Dass Diabase gut zu bearbeiten sind und im Einsatz „Kantenschärfe“ beweisen, wussten bereits die Menschen der Steinzeit, in dem sie daraus Werkzeuge wie Beile, Schaber und Klingen fertigten. Traditionell wird das Gestein neben der guten Bearbeitbarkeit wegen seiner unaufdringlichen aber dennoch edlen Optik auch nach wie vor im Werksteinbereich hoch geschätzt und ist für die Herstellung von Grabsteinen, Säulen, Fassadenplatten oder auch Bodenbelägen beliebt.

 

Entstehung und Vorkommen

Diabase sind landläufig so etwas wie die „älteren Brüder“ der Basalte. Das heißt, sie verdanken ihre Eigenschaften einer schwach metamorphen Umwandlung untermeerisch ausgeflossener Basalte. Kristalline, meist kleinkörnig ausgeprägte Diabase treten in der Regel als lagerförmige Intrusivkörper in sedimentärem Nebengestein, meist Tonschiefern, auf. Die für Diabase typische grünliche Verfärbung der ursprünglich schwarzen basaltischen Ausgangsgesteine entsteht durch die Neubildung von Chlorit und Epidot im Zuge der Metamorphose im marinen Milieu.
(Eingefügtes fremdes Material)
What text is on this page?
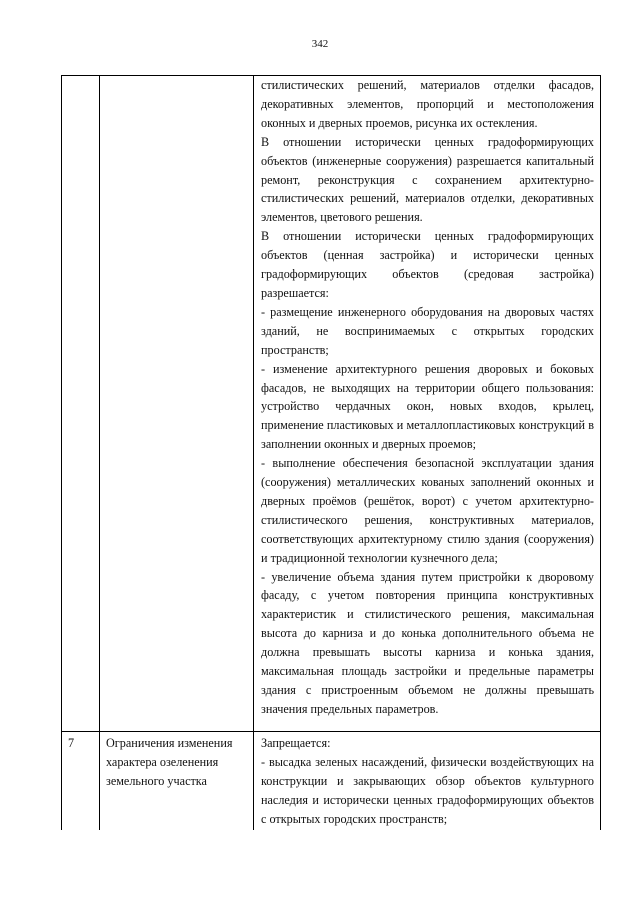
342

стилистических решений, материалов отделки фасадов, декоративных элементов, пропорций и местоположения оконных и дверных проемов, рисунка их остекления.

В отношении исторически ценных градоформирующих объектов (инженерные сооружения) разрешается капитальный ремонт, реконструкция с сохранением архитектурно-стилистических решений, материалов отделки, декоративных элементов, цветового решения.

В отношении исторически ценных градоформирующих объектов (ценная застройка) и исторически ценных градоформирующих объектов (средовая застройка) разрешается:

- размещение инженерного оборудования на дворовых частях зданий, не воспринимаемых с открытых городских пространств;

- изменение архитектурного решения дворовых и боковых фасадов, не выходящих на территории общего пользования: устройство чердачных окон, новых входов, крылец, применение пластиковых и металлопластиковых конструкций в заполнении оконных и дверных проемов;

- выполнение обеспечения безопасной эксплуатации здания (сооружения) металлических кованых заполнений оконных и дверных проёмов (решёток, ворот) с учетом архитектурно-стилистического решения, конструктивных материалов, соответствующих архитектурному стилю здания (сооружения) и традиционной технологии кузнечного дела;

- увеличение объема здания путем пристройки к дворовому фасаду, с учетом повторения принципа конструктивных характеристик и стилистического решения, максимальная высота до карниза и до конька дополнительного объема не должна превышать высоты карниза и конька здания, максимальная площадь застройки и предельные параметры здания с пристроенным объемом не должны превышать значения предельных параметров.

7	Ограничения изменения характера озеленения земельного участка

Запрещается:

- высадка зеленых насаждений, физически воздействующих на конструкции и закрывающих обзор объектов культурного наследия и исторически ценных градоформирующих объектов с открытых городских пространств;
Auf Grund ihres Mineralbestandes und ihres kompakten Gefüges besitzen Diabase eine hohe Dichte.

 

In Mitteleuropa treten Diabase hauptsächlich in Schichten des Devon und Unterkarbon auf. Deshalb finden sie sich in den deutschen Mittelgebirgen, so im Rheinischen Schiefergebirge, im Harz und im Thüringisch-Vogtländisch-Fränkischen Schiefergebirge. Verbreitungsgebiete von Diabasen in Wechselfolgen mit verschiedenartigen Sedimenten wie Kalk oder Tonschiefer sind meist durch kuppenförmige Landschaften charakterisiert, in denen die Diabase als Härtlinge hervortreten.

 

Die Präsentation und feierliche Weihe des Diabases als Gestein des Jahres 2017 wird am 28. April 2017 im Hartsteinwerk Schicker OHG in Bad Berneck (Oberfranken) stattfinden. Eine weitere Veranstaltung, die dem Gestein des Jahres gewidmet ist, soll am Tag des Geotops im September in Ostthüringen durchgeführt werden.

 

Die Wahl des „Gestein des Jahres“ wird alljährlich durch ein Expertengremium aus Wissenschaft, Wirtschaft und Verwaltung unter Federführung des Berufsverbandes Deutscher Geowissenschaftler (BDG, geoberuf.de) durchgeführt. Der Bundesverband Mineralische Rohstoffe (MIRO) ist Mitglied des Kuratoriums und Unterstützer dieser Aktion, um Entstehung, Nutzen und Wert unserer heimischen Gesteinsrohstoffe einer breiten Öffentlichkeit zu verdeutlichen. In chronologischer Reihenfolge wurden in den Jahren vorher bereits der Granit, Basalt, Kalkstein, Tuff, Kaolin, Phonolith, Gneis sowie der Sand als „Gestein des Jahres“ ausgezeichnet.